More EchoStar Sales Seen
Some said they expect to see further EchoStar spectrum sales. Frank Rayal of telecom advisory firm Xona Partners told us EchoStar’s AWS-3 holdings could net several billion dollars.
EchoStar “is now in full liquidation mode,” with more spectrum sales to follow, MoffettNathanson’s Craig Moffett wrote investors. “Perhaps the only negative here is that, by selling outside of bankruptcy, EchoStar’s roughly $15B of tower lease agreements will remain in place and will therefore act as an additional layer of debt that will need to be satisfied before equity holders can get their hands on the proceeds.” The idea EchoStar would file for bankruptcy in the near future is now off the table, Moffett said.
Farrar said an EchoStar/Verizon deal involving the sale of EchoStar’s AWS-3 and a lease of its urban AWS-4 before the end of the year would mean EchoStar doesn’t have to underwrite the FCC’s AWS-3 reauction.
Rayal told us the FCC could have been aware of the EchoStar/AT&T talks, since AT&T would need a waiver of the cap on its 3.45 GHz holdings. The deal is a big risk for EchoStar, he said, as it effectively exits the facilities-based carrier space and pivots to a D2D business model. Its remaining AWS-3 and AWS-4 spectrum won’t be enough for a mobile network play, Rayal noted. EchoStar’s MVNO agreement means the company will see thinner margins than it would have with its own mobile network, he said.
Rayal also said it’s not clear if the FCC will be satisfied. EchoStar having smaller spectrum assets and using proceeds from the AT&T deal to build its D2D satellite constellation means that the FCC has less ammunition to go after the company, Rayal said. The deal makes EchoStar “much more credible” as a constellation builder and operator, he said.
William Blair’s Louie DiPalma wrote investors that the AT&T/EchoStar transaction greases the path for Viasat to set up spectrum deals outside the U.S., noting that those deals could be valued at as much as $2 billion. Viasat has 68 MHz of L-band spectrum with similar propagation characteristics as the spectrum AT&T is acquiring, DiPalma said, and Viasat doesn’t appear to be fully using the spectrum in every nation.

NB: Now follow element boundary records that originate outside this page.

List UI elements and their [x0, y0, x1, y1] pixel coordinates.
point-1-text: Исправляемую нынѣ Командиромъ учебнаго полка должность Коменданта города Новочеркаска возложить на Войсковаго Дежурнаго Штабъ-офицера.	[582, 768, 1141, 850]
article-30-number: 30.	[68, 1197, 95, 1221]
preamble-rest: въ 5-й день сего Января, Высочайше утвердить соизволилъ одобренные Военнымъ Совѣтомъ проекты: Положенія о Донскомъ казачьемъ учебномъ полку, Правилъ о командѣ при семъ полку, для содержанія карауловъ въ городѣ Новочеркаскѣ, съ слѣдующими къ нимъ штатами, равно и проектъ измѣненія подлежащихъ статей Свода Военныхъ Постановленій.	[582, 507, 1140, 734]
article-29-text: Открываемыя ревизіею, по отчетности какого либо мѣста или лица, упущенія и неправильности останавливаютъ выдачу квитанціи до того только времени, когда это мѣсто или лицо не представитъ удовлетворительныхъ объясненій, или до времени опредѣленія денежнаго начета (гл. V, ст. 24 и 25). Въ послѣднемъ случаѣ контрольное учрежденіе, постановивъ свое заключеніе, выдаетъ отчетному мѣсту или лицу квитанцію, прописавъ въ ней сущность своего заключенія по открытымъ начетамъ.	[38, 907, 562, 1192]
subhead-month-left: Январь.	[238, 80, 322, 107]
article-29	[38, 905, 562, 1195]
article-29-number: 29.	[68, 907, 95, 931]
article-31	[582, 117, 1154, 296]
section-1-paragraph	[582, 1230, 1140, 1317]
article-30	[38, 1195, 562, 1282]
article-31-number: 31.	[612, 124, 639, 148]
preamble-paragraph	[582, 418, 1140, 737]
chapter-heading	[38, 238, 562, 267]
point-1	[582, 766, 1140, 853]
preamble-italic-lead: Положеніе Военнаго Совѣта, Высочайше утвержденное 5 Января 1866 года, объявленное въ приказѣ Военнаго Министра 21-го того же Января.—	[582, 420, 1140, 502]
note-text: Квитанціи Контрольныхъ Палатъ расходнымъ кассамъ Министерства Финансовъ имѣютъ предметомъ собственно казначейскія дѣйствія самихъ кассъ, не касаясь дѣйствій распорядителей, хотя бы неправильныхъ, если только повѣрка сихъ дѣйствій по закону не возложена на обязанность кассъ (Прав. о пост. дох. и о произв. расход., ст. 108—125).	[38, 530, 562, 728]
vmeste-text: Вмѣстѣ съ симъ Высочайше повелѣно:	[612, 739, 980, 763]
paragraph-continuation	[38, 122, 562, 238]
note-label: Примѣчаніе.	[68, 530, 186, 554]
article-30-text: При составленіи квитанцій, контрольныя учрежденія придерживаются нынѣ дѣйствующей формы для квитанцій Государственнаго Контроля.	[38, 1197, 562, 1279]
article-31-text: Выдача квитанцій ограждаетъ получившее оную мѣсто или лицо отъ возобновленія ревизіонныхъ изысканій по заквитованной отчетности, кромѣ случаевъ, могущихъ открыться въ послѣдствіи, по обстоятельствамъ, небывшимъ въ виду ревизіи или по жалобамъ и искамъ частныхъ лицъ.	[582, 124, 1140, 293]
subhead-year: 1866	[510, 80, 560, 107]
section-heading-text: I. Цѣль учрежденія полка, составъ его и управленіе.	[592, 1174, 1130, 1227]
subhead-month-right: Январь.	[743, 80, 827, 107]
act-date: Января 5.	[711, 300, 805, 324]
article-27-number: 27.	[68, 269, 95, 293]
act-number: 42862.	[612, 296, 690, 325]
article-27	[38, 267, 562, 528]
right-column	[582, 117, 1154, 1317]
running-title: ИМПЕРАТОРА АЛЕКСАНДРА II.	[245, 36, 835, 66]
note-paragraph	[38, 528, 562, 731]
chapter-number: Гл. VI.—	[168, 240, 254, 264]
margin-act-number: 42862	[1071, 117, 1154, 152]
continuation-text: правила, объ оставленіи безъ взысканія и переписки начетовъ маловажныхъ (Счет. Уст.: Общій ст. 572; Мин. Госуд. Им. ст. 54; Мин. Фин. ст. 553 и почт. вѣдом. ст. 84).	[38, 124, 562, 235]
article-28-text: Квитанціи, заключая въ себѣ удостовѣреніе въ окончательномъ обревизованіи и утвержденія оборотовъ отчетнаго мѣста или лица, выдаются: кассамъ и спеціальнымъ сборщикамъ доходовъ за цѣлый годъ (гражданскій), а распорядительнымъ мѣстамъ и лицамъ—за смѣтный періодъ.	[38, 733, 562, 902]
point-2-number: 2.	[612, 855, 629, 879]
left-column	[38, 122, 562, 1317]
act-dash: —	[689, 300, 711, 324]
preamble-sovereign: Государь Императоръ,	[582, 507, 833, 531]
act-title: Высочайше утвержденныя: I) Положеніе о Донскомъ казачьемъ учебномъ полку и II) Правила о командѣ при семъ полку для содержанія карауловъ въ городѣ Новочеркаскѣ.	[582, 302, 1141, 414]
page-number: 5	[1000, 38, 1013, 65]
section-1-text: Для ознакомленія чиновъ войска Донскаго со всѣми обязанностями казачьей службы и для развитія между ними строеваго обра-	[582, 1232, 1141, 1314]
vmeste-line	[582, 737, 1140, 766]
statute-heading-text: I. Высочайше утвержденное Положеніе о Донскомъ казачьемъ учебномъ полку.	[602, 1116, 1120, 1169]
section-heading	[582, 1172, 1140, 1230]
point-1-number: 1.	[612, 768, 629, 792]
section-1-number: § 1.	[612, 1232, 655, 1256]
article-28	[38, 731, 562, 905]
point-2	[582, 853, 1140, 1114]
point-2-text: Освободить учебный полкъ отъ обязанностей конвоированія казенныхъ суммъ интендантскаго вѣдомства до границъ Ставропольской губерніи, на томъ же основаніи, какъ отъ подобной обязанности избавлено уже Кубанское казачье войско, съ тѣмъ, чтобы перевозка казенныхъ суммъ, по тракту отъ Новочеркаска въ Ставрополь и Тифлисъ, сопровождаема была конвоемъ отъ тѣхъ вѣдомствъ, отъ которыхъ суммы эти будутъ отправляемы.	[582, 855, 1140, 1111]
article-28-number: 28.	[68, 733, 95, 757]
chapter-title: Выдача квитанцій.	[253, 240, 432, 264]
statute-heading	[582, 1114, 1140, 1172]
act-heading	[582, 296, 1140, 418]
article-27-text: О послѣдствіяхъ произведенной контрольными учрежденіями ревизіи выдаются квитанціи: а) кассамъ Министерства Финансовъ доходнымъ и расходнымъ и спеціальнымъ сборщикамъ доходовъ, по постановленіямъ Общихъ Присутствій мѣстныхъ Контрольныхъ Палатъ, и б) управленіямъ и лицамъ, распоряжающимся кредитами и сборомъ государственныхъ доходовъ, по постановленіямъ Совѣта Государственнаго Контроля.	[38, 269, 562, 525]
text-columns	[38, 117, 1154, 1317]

Before any FCC approval of the AT&T/EchoStar deal, "we need to be clear about what’s at stake: competition,” Boost Mobile founder Peter Adderton wrote. “If this deal is approved, it can’t be business as usual with recycled promises about Boost’s future,” he said, adding that the FCC “needs to put real protections and wholesale rules in place” that allow independent MVNOs to compete. The commission also must require fixed broadband providers like Comcast and Charter to wholesale out their networks to MVNOs if true competition is the end game, he said. “History shows that without broader support and wider MVNO participation, consumers will lose out.”
Summit Ridge Group President Armand Musey said private deals often go for higher amounts than FCC auctions, since they can be structured to maximize value -- in this case, AT&T is able to lease the spectrum until the deal closes. Also helping drive the value in the deal is that spectrum license value is concentrated in the low band for coverage, such as 600 MHz, and in midband, where massive multiple-input multiple-output technology can be deployed for capacity, such as 3.45 GHz. He said there’s less demand for spectrum in the middle, such as 1-2 GHz.